1986 | Sérigraphie | 98 x 153 cm (encadrée) | EI12

  • POINT TECHNIQUE
  • 2 points d’accroche distants de 98 cm

La figuration libre fait irruption au mois de juin 1981, chez le critique d’art Bernard Lamarche-Vadel. Sur le point de déménager, il prête ses murs à un groupe hétéroclite de très jeunes peintres, Robert Combas, Hervé Di Rosa, Rémy Blanchard, François Boisrond, Jean-Charles Blais et Jean-Michel Alberola, il intitule cette exposition «Finir en beauté». L’artiste Ben, du groupe Fluxus, baptise ce mouvement «figuration libre». ». Des peintres de la figuration libre «populaire», issus des villes, Combas, Di Rosa, Blanchard, Boisrond, revendiquent leur appartenance à une culture urbaine de masse, une culture populaire qu’ils enrichissent de leur expérience personnelle. D’autres artistes, ceux de la figuration «savante», Blais, Alberola, cultivent l’art moins médiatique des maîtres d’autrefois.
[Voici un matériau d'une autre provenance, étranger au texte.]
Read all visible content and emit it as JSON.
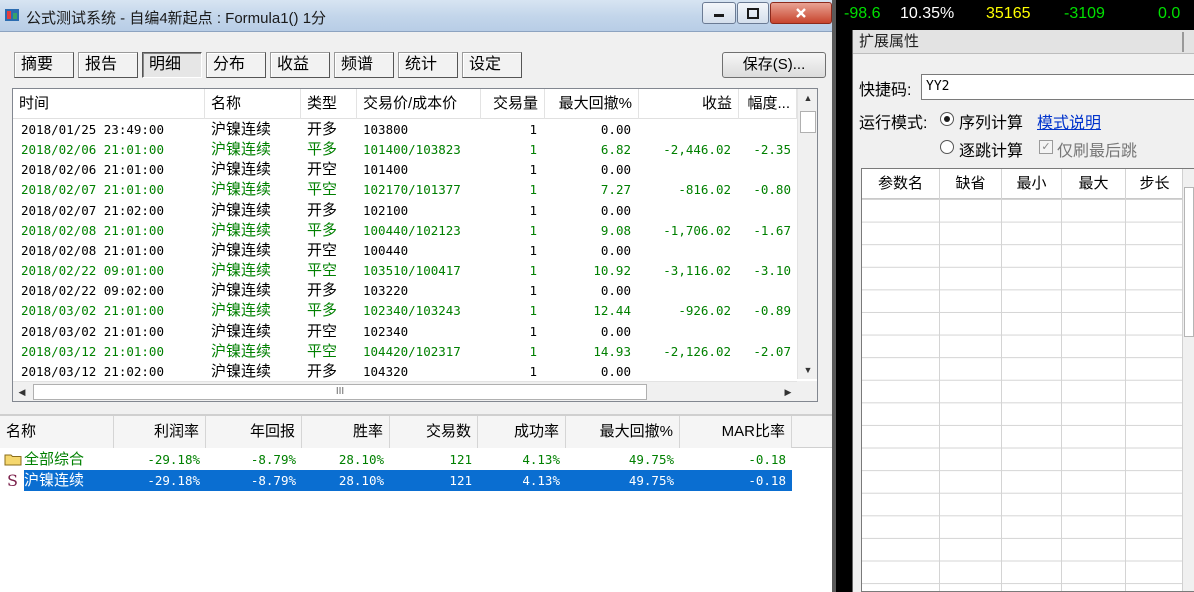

La figuration «savante» est représentée sur des toiles traditionnelles souvent de grand format. Les sujets font référence à la citation et mettent en scène des personnages mythiques ou des thèmes choisis par de grands artistes tels que le Tintoret (Suzanne et les Vieillards), Malevitch (le Baigneur et les Cireurs de parquet contorsionnés), Daumier (ses personnages), des anges, des vanités etc. mais aussi des représentations fantasmagoriques. Les artistes se réfèrent aux perspectives historiques. Ils s’attachent au perfectionnement du métier: clair-obscur, qualité de la couleur et surface lisse rappellent les glacis d’autrefois.

Jean-Michel Alberola photographie la vie pour la retranscrire dans ses toiles. Il se souvient parallèlement des grands thèmes de la Renaissance qu`il décline et modernise, à la mémoire du Tintoret, de Velázquez, de Manet jusqu`à Marcel Duchamp. Les figures dessinées sont à dominantes brunes, rouges, et bleu de Prusse.